Le compte à rebours est enclenché. Ce vendredi 3 juillet à 20 h, le service UberPOP sera suspendu en France.
Thibaud Simphal, qui dirige l’activité d’Uber dans l’Hexagone, a communiqué l’information au Monde.
C’est seulement la deuxième fois que l’entreprise américaine renonce à exploiter l’une de ses offres sans y avoir été contrainte par la justice – le premier cas concernait UberX dans la ville de Portland (Oregon).
Comment expliquer cette volte-face alors qu’Uber menait un combat juridique et judiciaire acharné au nom de la liberté d’entreprendre ? A en croire Thibaud Simphal, il en va de la sécurité des chauffeurs, « victimes d’actes de violence des derniers jours ».
La température est effectivement montée d’un cran depuis le jeudi 25 juin et cette mobilisation musclée des taxis qui avait résonné jusqu’à Matignon. Ils étaient plusieurs milliers à manifester dans tout la France pour dénoncer la « concurrence déloyale » d’UberPOP, qui met en relation des passagers et des chauffeurs non professionnels assurant le transport avec leur propre véhicule.
Dans le cadre de ce mouvement, Yann Ricordel, directeur général de la société Les Taxis Bleus, en avait appelé « à la responsabilité des dirigeants d’Uber pour que le service soit gelé en attente de la décision finale du tribunal ». Celle-ci doit intervenir en septembre : la cour d’appel de Paris rendra un jugement sur la légalité d’UberPOP au regard de la loi Thévenoud destinée à réglementer l’équilibre concurrentiel taxis-VTC.
Face à la montée de violence, le ministre de l’Intérieur Bernard Cazeneuve avait demandé au Préfet de Paris d’interdire UberPOP. Le lendemain, le président de la République François Hollande avait demandé, en marge d’un sommet européen à Bruxelles, qu’UberPOP soit « dissous » et « déclaré illégal ».
Trois jours plus tard, le 29 juin, les deux patrons d’Uber pour l’Europe de l’Ouest (Pierre-Dimitri Gore-Coty) et la France (Thibaud Simphal) étaient placés en garde à vue. Avant d’être déférés au Parquet le lendemain dans la matinée.

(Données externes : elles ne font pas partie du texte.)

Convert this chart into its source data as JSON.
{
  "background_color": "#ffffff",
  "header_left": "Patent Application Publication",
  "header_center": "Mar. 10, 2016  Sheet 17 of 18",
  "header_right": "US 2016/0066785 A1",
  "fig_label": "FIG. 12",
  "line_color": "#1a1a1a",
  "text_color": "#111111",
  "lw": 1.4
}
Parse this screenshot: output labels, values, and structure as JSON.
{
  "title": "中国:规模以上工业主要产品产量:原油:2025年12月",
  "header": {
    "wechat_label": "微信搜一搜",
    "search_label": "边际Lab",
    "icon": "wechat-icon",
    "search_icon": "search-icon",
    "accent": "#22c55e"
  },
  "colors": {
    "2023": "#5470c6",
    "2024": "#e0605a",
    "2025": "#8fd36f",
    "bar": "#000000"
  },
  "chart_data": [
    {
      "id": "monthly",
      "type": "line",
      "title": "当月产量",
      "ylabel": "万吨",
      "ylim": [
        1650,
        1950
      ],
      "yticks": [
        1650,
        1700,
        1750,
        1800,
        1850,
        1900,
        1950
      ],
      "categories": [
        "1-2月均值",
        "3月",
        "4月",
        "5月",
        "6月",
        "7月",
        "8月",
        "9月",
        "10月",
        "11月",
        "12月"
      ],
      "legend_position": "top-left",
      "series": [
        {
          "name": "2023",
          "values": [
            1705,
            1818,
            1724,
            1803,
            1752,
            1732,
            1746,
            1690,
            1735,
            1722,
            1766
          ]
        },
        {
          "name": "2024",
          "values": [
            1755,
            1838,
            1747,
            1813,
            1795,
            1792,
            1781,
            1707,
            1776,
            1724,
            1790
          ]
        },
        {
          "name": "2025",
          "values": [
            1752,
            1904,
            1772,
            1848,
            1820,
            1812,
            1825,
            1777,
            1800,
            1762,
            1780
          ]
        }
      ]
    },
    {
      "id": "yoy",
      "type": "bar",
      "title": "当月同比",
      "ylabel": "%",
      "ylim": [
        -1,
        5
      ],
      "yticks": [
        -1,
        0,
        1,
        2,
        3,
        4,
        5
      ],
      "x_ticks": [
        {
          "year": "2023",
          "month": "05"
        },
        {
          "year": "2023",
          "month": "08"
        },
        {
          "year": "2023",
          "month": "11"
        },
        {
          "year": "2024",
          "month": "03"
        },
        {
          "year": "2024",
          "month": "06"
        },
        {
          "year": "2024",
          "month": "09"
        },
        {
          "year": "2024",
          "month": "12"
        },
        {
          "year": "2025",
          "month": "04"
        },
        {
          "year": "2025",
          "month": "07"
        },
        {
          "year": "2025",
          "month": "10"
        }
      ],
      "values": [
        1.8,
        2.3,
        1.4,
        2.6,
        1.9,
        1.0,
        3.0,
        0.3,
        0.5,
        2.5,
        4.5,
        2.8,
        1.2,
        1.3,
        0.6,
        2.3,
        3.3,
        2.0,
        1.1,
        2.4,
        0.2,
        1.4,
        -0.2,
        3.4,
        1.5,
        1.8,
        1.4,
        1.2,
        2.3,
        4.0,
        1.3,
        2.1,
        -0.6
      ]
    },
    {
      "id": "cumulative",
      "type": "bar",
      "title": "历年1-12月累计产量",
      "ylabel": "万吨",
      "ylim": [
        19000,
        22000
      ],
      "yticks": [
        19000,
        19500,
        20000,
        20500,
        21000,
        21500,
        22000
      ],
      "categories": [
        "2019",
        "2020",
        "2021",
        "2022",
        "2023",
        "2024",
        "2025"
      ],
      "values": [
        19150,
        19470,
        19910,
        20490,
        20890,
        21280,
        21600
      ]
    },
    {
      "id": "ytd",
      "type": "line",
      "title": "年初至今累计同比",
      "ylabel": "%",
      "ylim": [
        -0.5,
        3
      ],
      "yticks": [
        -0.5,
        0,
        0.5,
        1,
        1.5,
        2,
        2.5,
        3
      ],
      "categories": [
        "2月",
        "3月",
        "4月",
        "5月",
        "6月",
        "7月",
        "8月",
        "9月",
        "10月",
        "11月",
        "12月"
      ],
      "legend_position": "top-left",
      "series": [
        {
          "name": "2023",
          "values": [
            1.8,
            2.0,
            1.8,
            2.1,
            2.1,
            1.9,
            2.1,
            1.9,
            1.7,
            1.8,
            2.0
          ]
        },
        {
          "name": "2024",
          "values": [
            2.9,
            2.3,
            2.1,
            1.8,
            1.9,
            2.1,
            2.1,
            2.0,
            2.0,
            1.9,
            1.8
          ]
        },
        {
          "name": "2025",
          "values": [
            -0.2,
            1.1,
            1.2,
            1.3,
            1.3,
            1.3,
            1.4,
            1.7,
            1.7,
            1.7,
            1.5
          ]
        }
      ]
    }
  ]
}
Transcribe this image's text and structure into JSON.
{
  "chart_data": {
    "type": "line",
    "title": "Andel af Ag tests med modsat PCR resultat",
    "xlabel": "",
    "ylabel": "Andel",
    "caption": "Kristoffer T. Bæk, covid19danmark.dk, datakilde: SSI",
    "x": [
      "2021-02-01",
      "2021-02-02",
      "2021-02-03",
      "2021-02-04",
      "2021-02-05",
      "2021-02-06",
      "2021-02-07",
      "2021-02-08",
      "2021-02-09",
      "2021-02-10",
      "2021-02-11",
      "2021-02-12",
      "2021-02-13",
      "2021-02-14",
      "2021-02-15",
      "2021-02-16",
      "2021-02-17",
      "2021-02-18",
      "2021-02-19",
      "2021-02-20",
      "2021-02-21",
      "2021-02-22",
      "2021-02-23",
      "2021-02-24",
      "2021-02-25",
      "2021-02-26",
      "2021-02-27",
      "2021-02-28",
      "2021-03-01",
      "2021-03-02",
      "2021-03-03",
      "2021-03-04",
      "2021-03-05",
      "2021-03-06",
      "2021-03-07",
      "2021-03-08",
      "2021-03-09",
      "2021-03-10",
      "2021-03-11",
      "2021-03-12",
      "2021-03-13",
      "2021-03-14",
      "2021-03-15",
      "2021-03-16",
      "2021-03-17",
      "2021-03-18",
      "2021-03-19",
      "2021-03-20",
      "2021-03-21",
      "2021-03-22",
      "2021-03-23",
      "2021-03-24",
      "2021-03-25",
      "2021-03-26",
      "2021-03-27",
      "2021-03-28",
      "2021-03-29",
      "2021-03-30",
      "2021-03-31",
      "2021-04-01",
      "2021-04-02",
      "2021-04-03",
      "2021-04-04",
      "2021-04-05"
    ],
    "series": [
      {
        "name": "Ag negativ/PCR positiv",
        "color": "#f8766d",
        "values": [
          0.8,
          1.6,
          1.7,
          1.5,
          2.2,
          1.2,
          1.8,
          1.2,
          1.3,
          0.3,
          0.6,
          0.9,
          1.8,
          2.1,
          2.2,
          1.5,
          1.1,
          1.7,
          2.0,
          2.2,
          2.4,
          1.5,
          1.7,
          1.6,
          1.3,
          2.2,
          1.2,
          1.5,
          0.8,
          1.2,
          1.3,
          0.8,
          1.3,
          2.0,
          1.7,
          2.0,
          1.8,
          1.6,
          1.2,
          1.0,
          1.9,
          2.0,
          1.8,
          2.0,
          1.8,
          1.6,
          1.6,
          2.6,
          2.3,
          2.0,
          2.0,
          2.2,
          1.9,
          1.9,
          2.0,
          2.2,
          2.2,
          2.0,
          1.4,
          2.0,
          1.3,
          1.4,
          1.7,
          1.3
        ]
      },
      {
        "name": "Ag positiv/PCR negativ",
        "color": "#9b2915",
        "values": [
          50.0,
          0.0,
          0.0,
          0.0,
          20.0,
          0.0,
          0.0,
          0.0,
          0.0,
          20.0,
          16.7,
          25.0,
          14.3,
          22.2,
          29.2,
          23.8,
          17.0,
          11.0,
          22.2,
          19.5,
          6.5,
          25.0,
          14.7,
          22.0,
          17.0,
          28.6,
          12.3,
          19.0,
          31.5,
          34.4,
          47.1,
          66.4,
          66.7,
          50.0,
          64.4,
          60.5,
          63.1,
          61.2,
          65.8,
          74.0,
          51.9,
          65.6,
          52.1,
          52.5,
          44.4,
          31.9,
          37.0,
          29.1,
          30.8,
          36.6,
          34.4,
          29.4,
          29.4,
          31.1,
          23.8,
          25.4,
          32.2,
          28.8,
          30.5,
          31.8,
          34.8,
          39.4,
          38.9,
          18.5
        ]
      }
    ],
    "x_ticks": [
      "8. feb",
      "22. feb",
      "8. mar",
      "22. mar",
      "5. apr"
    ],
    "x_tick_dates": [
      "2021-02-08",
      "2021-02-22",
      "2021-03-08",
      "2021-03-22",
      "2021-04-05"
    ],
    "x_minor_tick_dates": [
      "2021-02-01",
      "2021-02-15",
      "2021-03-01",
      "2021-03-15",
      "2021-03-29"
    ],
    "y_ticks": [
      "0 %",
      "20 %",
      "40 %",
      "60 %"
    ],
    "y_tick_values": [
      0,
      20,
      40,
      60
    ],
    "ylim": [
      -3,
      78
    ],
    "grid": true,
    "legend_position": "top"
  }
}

Quelques heures plus tard, on apprenait qu’ils seraient jugés devant un tribunal correctionnel, avec une première audience le 30 septembre. Ils devront répondre, non seulement en tant que représentants d’Uber, mais aussi en engageant leur responsabilité individuelle, de six chefs d’accusation, parmi lesquels « pratique commerciale douteuse », « complicité par instigation et fourniture de moyens d’exercice illégal de l’activité d’exploitant-taxi » et « organisation illégale d’un système de mise en relation de clients ».
Dans l’immédiat, Uber préfère suspendre le service incriminé, dans un « esprit de dialogue avec les pouvoirs publics ». Tout en s’en remettant, sur le fond, à la décision du Conseil constitutionnel attendue pour septembre.
Cette décision reste surprenante au regard de la ténacité dont l’entreprise californienne avait fait preuve jusque-là, ignorant les menaces et les irrégularités dénoncées. Notamment sur la situation des chauffeurs UberPOP, qui ne paient ni cotisations sociales, ni impôts, ne sont pas assurés professionnellement et n’ont aucun agrément.
Thibaud Simphal précise que la suspension du service n’est pas liée à l’action de police de ces derniers jours. « Tout ce bruit a plutôt fait de la publicité pour la plate-forme », qui compte officiellement près de 10 000 conducteurs occasionnels, pour 400 000 utilisateurs.
Que vont devenir ces chauffeurs ? « Nous allons les aider », assure Thibaud Simphal, tout en précisant que « 87 % ont une autre activité à côté ». Pour remettre ces conducteurs sur la route, « on va les aider dans la course d’obstacles pour devenir VTC. Parce que les faits démontrent que la réglementation ne fonctionne absolument pas ».
Réaffirmant sa volonté de coopération avec les pouvoirs publics, Uber les exhorte à «[voir] une complémentarité, plutôt qu’une concurrence, entre les différents modes de transport », à l’heure où « plusieurs milliers [de personnes] attendent en vain leur carte [de VTC] ».
Thibaud Simphal estime que la balle est dans le camp du gouvernement. Il propose de rapprocher le régime français de celui de Londres (80 000 VTC et 30 000 taxis dans la capitale britannique, contre respectivement 10 000 et 17 700 à Paris). Tout en n’exigeant plus « une formation en nombre d’heures [il en faut 250 actuellement, ndlr], mais des compétences validées par examen ».